Multiple Major and Minor Anomalies Associated With Klippel-Feil Syndrome: A Case Report
Nada VUJASINOVIC STUPAR1, Slavica PAVLOV-DOLIJANOVIC1, Nur HATIB2, Bojan BANKO3, Milan DJUKIC4, Natasa NIKOLIC JAKOBA5
1School of Medicine, University of Belgrade, Institute of Rheumatology, Belgrade, Serbia
2Department of Maxillofacial Surgery, School of Dental Medicine, University of Belgrade, Belgrade, Serbia
3Clinical Center of Serbia, Center for Radiology and MRI, Belgrade, Serbia
4School of Medicine, University of Belgrade, University Childrens Hospital, Belgrade, Serbia
5Department of Periodontology and Oral Medicine, School of Dental Medicine, University of Belgrade, Belgrade, Serbia
Keywords: Anomalies, Klippel-Feil syndrome, neurological symptoms, trauma
Abstract
Klippel-Feil syndrome is defined as congenital fusion of two or more cervical vertebrae.

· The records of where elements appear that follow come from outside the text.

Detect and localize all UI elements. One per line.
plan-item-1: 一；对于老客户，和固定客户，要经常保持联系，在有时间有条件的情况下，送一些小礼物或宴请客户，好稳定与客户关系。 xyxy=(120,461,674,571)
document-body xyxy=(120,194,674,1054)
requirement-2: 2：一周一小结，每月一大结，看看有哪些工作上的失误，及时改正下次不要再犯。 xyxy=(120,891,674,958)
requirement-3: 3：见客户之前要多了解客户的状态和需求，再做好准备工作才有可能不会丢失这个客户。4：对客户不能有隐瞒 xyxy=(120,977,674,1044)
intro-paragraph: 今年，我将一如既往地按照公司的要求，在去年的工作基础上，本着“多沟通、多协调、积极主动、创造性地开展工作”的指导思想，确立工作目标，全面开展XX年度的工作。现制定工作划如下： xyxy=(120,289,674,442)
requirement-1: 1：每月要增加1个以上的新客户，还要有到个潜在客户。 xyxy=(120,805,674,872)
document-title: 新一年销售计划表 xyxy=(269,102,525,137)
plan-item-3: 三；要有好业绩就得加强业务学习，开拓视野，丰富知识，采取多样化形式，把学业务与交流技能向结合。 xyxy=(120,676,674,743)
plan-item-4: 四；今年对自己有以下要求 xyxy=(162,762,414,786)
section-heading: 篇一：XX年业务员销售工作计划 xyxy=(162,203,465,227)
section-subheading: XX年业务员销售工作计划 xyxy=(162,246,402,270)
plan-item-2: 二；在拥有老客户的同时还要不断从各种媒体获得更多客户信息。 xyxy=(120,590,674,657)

In this article, we report a 55-year-old male patient with one-year history of neck pain, headaches, and one episode of syncope after a severe trauma. X-rays and magnetic resonance imaging of cervical spine revealed fused vertebral bodies of C2-C5. The major anomalies associated with Klippel-Feil syndrome (small stature, thoracic kyphoscoliosis, lumbar scoliosis, restricted opening mouth, and bilateral sensorineural hearing loss) as well as multiple minor anomalies (mild face asymmetry, high arched palate, rhinoscoliosis, high nasal bridge, inclined septi nasi, and thin upper lip) were detected. This is a rare case describing the anomalies of the nose in Klippel-Feil syndrome patients. Our patient had no central cord impairment following a severe trauma.
The authors declared no conflicts of interest with respect to the authorship and/or publication of this article.
The authors received no financial support for the research and/or authorship of this article.